Open PiaoLiangHXD opened 7 years ago

PiaoLiangHXD commented 7 years ago

Thank you so much for your sharing. I have a question in batchnorm layer. In step2_train_mass_segmenter.py , from line 314, it's the architecture of 2d u-net. In each block, layers go like this: input -> batchnom -> conv1 -> relu -> conv2 -> relu -> pooling -> output In other papers, traditional batch norm layers are put between conv layers and relu, in order to avoid gradient explosion. So I wonder why you put batchnorm before conv, do you have some theories to support this order? Or is it a new trick/tip in CNN? Of course I know there's no "correct" position for every layer, and your work preforms quite well. Congratulations for the challenge!

juliandewit commented 7 years ago

Hello, First of all it was a hasty job :) Indeed I use batchnorm to stabilize the NN computation. Esp with UNet it's sometimes hard to get them going. Basically with (very) good initialization you should not need batch normalization. But as you can see in that example I did not even do subtract mean / std from the input data. I just did a batchnorm after the input layer which also works fine.
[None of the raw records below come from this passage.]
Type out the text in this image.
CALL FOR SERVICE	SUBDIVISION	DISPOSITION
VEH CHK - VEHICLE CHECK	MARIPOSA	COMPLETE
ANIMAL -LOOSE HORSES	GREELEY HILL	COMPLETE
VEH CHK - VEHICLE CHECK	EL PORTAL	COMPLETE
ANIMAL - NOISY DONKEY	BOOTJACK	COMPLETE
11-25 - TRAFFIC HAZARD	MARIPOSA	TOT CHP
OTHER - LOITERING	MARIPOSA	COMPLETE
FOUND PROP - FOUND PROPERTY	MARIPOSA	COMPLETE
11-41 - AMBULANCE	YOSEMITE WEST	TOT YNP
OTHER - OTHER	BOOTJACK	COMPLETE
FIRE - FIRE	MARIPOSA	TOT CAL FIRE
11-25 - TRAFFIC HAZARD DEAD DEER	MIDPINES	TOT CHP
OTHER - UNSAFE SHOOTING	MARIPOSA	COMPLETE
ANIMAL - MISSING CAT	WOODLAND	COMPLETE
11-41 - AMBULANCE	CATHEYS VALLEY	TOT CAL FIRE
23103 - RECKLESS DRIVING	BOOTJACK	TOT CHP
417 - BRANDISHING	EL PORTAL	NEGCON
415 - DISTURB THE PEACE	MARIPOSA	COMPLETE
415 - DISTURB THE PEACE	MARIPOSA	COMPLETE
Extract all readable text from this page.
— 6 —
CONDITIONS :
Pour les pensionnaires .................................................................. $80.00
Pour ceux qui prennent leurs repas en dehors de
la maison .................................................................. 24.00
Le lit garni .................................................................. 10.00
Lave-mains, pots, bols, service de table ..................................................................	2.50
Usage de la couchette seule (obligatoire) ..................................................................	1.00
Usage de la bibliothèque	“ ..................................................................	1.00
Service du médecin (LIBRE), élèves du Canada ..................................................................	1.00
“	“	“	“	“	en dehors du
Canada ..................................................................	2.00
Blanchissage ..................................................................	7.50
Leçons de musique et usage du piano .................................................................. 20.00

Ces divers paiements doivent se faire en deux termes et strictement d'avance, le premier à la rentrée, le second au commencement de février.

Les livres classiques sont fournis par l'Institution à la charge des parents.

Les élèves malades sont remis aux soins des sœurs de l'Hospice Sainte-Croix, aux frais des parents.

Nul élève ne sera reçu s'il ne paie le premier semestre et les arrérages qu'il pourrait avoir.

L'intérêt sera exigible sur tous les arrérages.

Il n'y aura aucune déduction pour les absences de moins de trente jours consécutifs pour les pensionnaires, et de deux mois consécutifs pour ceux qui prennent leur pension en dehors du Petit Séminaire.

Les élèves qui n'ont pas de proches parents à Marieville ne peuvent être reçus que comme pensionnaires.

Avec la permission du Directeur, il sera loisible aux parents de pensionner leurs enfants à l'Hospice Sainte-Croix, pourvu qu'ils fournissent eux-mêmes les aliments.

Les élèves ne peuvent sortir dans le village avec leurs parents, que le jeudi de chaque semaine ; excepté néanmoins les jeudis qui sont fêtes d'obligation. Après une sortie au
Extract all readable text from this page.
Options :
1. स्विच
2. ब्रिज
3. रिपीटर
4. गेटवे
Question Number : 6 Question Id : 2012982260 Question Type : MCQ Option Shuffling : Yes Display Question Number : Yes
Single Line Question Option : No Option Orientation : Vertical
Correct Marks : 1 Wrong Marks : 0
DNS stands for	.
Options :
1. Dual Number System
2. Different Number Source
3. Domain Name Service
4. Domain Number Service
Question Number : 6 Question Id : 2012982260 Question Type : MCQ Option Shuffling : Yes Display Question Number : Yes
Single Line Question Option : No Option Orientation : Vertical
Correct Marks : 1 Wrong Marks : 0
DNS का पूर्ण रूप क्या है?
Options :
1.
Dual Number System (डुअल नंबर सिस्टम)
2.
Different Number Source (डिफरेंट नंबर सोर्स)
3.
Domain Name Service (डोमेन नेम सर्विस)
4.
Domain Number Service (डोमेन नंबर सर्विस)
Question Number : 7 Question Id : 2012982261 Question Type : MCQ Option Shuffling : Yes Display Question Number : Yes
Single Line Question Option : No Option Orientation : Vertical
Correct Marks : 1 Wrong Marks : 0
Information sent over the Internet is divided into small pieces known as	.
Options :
As for the location. I have something in my head that I read somewhere and that seems to makes sense.

  1. Batch norm after conv/fc layer negates the bias term. So what is the point of a bias term then.
  2. After the batch norm you have zero mean, 1 std BUT when you put a RELU behind this the mean will not be zero anymore. It will be positive since negative values will be zero after relu.

This makes sense in my head but I guess in practice it's not a big deal. As long as the network is stable and converges.

But don't take my word on anything. It's just something I did without investigating fully.